À la mi-mars de 1982, la « mère » d’Internet n’avait pas encore « accouché » de son rejeton. Il faudrait attendre encore 10 mois, mais le grand public n’en profiterait vraiment qu’une dizaine d’années plus tard, lors de l’avènement du World Wide Web; ces fameux www devant ces adresses modernes qui pullulent le cybermonde. Mais l’adoption par M. et Mme Tout-le-Monde prendrait encore un peu de temps. Trente ans plus tard, les « prédictions » du jeune Jean-Yves D’Amour n’ont pas l’air exagérées. Le jeune D’Amour avait remporté le concours oratoire du Club Richelieu de Hawkesbury et Le Carillon avait jugé bon de reproduire son discours victorieux dans son édition du 10 mars 1982. En le lisant, tenez compte du contexte de l’époque… où rien ne laissait prévoir ce que nous connaissons aujourd’hui. Apple n’avait même pas encore lancé son Macintosh. Vous apprécierez…

« Rarement a-t-on été menacé par une révolution aussi subtile que celle qui éclatera sous peu et qui promet de bouleverser complètement notre monde. Des envahisseurs n’ayant ni cœur ni sentiment chambarderont nos vies, s’empareront de nos salons. Et pourtant, celle nouvelle révolution technologique déclenchée par l’ordinateur évolue à un rythme si vertigineux qu’il nous est impossible d’affirmer avec certitude si nous devons entrevoir le futur comme un rêve ou un cauchemar.

Imaginons, pour un instant, qu’une simple pression sur quelques touches d’un clavier nous indiquera comment réparer le carburateur de notre voiture ou établira notre rapport d’impôts avec toutes les exemptions possibles. Imaginons qu’à n’importe quelle heure du jour ou de la nuit, un écran cathodique nous expliquera comment remédier aux sautes d’humeur de notre conjoint, comment tricher pour gagner notre partie de cartes, comment soulager le mal de tête provoqué par une bonne cuite! Imaginons que selon notre volonté, le téléviseur se transformera en une étude d’avocat, une agence de voyages, une encyclopédie.

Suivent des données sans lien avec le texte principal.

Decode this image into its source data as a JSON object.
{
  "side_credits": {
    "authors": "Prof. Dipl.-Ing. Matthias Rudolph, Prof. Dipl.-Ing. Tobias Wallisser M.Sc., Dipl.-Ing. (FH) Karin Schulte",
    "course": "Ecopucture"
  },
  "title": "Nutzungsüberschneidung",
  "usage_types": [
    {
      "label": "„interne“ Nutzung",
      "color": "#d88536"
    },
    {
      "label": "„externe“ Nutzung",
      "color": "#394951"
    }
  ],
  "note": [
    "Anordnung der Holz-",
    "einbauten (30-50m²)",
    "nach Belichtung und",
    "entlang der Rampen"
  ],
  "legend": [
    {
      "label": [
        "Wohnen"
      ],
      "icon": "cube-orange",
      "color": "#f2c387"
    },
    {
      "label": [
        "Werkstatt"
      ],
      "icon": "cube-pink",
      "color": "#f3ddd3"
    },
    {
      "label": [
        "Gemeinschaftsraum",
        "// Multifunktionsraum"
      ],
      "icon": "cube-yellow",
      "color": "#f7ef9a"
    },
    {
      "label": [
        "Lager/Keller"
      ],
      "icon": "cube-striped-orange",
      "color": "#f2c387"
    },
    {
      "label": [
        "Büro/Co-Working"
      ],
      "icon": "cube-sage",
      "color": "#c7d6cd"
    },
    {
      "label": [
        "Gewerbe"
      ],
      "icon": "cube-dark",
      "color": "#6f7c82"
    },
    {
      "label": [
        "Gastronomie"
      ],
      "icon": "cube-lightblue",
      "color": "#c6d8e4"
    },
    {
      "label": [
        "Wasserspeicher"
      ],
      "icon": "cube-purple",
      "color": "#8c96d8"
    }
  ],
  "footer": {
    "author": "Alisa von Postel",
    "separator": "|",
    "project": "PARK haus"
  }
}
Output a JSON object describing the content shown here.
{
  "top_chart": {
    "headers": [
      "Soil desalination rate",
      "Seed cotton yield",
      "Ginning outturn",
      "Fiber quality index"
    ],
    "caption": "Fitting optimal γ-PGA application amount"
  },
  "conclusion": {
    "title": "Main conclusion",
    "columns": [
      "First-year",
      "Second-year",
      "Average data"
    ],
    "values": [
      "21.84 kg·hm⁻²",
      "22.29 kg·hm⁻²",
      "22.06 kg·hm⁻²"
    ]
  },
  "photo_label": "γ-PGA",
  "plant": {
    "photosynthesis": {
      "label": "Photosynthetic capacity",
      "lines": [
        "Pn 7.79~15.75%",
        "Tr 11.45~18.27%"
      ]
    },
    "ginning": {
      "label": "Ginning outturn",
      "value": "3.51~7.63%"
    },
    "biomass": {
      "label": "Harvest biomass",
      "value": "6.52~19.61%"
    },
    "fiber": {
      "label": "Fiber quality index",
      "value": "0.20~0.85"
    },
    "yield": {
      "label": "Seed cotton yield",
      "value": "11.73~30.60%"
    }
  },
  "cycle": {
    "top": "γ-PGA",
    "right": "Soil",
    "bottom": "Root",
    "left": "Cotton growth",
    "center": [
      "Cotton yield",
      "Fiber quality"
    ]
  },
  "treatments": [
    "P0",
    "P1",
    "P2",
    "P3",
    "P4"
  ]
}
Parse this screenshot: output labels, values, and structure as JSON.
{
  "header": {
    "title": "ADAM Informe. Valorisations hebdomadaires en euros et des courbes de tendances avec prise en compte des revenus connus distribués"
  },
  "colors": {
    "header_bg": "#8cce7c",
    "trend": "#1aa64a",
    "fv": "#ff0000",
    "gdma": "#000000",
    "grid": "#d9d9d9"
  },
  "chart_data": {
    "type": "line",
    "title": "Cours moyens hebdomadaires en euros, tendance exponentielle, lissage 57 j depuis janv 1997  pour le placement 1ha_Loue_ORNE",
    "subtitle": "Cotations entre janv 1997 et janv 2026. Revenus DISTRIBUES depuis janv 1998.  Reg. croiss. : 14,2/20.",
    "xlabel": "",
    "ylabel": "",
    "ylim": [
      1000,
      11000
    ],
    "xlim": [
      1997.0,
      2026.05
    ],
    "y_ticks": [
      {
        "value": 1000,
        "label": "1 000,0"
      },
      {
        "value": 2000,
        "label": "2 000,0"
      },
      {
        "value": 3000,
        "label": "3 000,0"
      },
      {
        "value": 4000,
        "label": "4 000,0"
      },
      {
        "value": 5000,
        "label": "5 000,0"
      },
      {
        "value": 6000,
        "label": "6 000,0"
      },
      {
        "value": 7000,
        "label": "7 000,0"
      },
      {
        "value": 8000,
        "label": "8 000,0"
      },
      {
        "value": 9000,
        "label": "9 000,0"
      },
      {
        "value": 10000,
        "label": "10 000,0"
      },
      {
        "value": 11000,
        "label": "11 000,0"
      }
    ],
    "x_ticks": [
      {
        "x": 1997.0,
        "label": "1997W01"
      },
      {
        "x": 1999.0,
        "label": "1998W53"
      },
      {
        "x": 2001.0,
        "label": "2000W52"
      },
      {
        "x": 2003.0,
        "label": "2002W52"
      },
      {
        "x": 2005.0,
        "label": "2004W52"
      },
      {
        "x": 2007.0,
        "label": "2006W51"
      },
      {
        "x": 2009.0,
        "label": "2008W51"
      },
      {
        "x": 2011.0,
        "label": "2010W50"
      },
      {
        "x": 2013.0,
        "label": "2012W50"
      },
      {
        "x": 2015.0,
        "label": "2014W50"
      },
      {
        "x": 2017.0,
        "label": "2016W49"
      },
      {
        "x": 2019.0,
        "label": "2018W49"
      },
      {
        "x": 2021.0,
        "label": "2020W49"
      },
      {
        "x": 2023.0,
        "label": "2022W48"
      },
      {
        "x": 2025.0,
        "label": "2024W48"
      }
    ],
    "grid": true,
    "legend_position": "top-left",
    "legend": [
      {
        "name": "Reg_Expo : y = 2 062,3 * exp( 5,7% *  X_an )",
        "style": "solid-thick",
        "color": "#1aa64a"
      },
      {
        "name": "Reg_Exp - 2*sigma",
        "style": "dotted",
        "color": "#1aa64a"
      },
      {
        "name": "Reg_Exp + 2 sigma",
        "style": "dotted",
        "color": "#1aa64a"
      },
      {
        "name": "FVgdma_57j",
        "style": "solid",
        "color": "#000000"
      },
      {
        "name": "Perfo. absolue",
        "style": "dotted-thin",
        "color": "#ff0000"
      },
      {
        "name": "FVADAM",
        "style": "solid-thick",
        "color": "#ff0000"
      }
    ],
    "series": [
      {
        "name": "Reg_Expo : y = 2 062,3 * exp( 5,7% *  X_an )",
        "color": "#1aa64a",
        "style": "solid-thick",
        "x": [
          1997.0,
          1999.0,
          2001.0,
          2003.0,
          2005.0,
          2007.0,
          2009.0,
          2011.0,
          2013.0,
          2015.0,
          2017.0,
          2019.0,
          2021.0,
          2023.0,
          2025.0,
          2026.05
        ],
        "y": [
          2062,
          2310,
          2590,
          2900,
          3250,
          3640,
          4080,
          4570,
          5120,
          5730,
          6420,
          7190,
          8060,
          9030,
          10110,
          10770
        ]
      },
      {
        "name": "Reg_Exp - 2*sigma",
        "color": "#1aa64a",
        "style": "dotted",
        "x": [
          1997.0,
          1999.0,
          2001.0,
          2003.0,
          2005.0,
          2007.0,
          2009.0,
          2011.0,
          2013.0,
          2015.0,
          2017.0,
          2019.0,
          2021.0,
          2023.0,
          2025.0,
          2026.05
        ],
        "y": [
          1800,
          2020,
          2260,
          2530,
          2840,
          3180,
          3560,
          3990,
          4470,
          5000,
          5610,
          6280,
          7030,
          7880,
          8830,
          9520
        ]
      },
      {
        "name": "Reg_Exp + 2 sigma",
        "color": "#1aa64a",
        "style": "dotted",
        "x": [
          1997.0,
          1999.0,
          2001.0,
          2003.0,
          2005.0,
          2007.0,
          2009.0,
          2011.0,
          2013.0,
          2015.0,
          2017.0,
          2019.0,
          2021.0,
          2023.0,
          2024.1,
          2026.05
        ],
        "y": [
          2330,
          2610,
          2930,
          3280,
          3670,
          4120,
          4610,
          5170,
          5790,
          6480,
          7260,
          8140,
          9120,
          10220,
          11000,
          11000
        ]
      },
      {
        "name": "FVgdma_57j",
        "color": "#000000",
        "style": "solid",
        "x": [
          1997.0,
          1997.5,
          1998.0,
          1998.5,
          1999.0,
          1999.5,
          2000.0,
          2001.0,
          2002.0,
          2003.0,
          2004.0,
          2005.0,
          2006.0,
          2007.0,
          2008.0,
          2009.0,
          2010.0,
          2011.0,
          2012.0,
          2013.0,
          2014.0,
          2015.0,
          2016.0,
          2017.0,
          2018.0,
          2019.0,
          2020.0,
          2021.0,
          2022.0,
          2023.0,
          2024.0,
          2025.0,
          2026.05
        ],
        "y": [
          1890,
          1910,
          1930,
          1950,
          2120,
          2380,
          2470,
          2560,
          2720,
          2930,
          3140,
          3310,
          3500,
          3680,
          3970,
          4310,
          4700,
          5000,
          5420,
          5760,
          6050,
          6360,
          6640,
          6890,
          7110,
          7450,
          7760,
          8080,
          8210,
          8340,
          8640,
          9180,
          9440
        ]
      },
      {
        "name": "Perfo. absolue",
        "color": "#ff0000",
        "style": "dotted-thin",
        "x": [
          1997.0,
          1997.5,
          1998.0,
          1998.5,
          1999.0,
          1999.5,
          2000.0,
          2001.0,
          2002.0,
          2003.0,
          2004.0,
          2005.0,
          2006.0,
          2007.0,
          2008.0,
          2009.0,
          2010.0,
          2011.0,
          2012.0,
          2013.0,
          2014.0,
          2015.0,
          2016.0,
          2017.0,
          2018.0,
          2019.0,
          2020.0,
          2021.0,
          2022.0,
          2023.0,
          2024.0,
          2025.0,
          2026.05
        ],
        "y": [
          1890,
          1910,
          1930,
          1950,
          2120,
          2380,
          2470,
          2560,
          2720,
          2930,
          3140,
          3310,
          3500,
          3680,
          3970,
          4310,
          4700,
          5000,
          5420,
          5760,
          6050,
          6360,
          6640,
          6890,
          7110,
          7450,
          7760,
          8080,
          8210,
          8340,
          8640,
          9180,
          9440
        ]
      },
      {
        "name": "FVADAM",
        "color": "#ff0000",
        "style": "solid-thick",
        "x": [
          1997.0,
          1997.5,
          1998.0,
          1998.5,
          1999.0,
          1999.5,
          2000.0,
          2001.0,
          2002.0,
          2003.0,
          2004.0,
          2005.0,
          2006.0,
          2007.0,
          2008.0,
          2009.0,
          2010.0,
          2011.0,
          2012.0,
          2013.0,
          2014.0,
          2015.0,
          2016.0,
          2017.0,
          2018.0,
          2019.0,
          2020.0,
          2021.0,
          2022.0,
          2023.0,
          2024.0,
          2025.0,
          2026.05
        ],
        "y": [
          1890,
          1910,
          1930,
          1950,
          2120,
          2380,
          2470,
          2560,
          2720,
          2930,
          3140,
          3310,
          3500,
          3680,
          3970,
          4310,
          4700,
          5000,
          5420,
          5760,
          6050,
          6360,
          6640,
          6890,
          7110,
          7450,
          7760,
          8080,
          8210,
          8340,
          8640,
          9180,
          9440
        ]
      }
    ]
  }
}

Oui, demain, tous nos foyers seront munis de micro-ordinateurs, ce qui aura pour effet de transformer sensiblement notre manière de vivre. Mais, comment au juste, me demanderez-vous, le micro-ordinateur changera-t-il notre vie! Si la question avait été posée à Alexander Graham Bell le jour où il inventa le téléphone, aurait-il pu prévoir tous les bouleversements économiques, sociaux et culturels qu’inaugurait son invention! Aujourd’hui, la technologie nous offre un réseau d’informations de toute première qualité et constamment disponibles. Alors, sommes-nous prêts à relever de nouveaux défis!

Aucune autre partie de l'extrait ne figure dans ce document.